Закончив пугать зеркало, он резко развернулся на каблуках и, устремляя вверх указательный палец, прокричал во все горло: «Хиропрактика!», после чего гордо зацокал обратно за письменный стол и погрузился в свое «занимательное чтение». Себастьян предпочел не мешать столь важному занятию.

С тех пор собирая свои ромашки, Мартин начал усиленно присматриваться к «маленькому созданию», которое теперь собирая коллекцию своего причудливого гербария, тараторило с ним без умолку, или еже хуже, начинало тянуть народные песни, даже не понимая, что не имеет на то должного слуха.

На то время местные жители принялись упорно прятаться в полях от «превеликой хиропрактики». От нечего делать Мартин привел «отчаянно нуждающуюся в нем больницу» в более-менее больничный вид, затем, помаявшись несколько дней, принялся коротать свой врачебный досуг, развлекая себя прогулками по унылому больничному дворику. Наведя и там идеальный порядок, он начал совершать осторожные вылазки уже за пределы вверенной ему территории, прямиком на соседствующее кладбище.

Неспешно прогуливаясь по узким дорожкам нескончаемого лабиринта деревянных крестов и странных конструкций в виде домиков на ножке, Мартин вникался в местный похоронный колорит, а в скором времени пришел к выводу, что смертность в здешних краях, в большинстве своем, носит вспышкообразный характер и выкашивает большей частью молодежь.

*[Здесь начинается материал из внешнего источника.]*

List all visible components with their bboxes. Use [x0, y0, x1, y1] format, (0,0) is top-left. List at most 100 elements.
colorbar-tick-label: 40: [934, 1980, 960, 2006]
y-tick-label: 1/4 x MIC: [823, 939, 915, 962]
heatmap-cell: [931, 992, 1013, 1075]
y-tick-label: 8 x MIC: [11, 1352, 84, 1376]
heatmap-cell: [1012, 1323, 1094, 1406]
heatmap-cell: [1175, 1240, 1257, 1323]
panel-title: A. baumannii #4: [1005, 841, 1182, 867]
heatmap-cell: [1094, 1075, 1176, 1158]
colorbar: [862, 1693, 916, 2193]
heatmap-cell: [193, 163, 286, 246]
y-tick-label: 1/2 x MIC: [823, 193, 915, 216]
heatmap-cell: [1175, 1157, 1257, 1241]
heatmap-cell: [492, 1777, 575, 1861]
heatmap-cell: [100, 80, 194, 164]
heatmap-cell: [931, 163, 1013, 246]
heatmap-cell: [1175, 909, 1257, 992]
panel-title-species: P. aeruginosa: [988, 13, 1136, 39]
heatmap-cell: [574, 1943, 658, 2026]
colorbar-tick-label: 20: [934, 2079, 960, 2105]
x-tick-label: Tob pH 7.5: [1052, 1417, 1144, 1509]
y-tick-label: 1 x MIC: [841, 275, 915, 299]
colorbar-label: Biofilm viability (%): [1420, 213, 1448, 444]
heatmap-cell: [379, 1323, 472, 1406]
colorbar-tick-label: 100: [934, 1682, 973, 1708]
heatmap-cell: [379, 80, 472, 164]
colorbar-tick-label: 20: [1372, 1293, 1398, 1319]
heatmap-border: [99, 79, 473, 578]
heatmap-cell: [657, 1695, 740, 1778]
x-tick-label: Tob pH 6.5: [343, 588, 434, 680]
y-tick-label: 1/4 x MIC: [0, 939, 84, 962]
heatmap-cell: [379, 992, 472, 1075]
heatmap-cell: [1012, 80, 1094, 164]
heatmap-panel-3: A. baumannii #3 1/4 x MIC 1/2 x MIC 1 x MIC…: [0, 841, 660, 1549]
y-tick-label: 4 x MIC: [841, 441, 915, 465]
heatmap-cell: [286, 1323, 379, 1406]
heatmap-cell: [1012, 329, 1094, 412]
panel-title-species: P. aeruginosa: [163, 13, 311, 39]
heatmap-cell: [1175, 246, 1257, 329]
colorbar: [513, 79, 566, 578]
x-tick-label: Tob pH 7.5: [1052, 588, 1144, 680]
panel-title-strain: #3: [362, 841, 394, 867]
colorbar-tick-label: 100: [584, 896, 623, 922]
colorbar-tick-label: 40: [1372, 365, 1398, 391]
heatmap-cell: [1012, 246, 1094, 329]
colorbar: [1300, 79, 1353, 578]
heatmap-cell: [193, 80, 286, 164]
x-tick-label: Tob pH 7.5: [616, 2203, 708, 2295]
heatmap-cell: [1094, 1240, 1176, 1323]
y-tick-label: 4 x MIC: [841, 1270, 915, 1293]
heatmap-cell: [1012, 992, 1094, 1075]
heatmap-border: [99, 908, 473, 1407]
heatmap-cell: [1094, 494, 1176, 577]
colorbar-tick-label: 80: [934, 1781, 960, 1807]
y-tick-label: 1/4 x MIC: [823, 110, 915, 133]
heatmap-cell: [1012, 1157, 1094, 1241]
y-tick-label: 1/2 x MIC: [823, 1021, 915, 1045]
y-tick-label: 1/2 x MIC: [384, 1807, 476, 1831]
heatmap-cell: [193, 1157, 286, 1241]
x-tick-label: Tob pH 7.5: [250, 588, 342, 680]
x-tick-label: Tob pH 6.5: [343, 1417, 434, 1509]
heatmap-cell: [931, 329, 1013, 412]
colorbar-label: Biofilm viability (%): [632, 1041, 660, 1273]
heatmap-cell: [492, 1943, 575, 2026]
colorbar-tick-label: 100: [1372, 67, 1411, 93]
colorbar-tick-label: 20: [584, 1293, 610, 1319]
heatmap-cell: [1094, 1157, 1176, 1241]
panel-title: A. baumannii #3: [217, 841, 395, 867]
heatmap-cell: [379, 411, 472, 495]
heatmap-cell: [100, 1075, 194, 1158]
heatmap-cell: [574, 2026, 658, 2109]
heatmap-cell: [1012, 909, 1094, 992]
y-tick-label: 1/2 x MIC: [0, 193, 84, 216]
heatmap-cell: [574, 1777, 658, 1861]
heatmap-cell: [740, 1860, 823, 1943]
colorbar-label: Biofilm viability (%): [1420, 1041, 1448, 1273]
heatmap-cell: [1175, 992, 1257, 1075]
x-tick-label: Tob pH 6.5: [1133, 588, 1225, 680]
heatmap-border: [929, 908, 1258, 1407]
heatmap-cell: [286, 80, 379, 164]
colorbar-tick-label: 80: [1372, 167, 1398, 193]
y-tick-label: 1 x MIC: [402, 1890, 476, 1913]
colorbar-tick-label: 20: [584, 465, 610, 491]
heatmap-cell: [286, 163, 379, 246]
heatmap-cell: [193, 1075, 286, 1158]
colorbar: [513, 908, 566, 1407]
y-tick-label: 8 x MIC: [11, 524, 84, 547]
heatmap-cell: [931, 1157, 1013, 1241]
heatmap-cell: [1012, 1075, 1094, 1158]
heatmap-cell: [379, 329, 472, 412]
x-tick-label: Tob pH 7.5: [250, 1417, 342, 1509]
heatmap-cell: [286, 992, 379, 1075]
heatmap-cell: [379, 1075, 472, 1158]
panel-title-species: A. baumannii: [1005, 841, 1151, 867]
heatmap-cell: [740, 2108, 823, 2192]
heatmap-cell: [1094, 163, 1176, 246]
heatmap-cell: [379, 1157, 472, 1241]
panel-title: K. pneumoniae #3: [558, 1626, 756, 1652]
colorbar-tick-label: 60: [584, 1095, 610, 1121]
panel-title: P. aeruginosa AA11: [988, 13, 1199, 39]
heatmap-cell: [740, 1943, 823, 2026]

Всецело захваченный азартом этой невеселой статистики и вконец заблудившись в центре кладбища, Мартин набрел на ряд крестов с очень хорошо знакомой ему фамилией, среди которых одна могилка особенно привлекла его внимание. Это была простая могила, огороженная кованой оградкой. По бокам от резного креста стояли две плетеные корзины с чуть повядшими цветами и еловыми ветками. В «домике на ножке» стояла кружка вина, подле которой лежал ломоть почерствевшего ржаного хлеба, несколько кусочков сахара и пара баранок.

«Артур Патрик Карди»

(1875–1899 г.)

Гласила табличка на широком кресте.

– Ну здравствуй, приятель… – произнес Мартин, – Вот мы и встретились… Что ж, сердечно рад, сердечно рад…

Он кротко кивнул, по-кошачьи сощурил синие глаза, лукаво заулыбался и прошествовал дальше, не побрезговав хлебнуть из кружки и прихватить с собой угощение из «домика на ножке».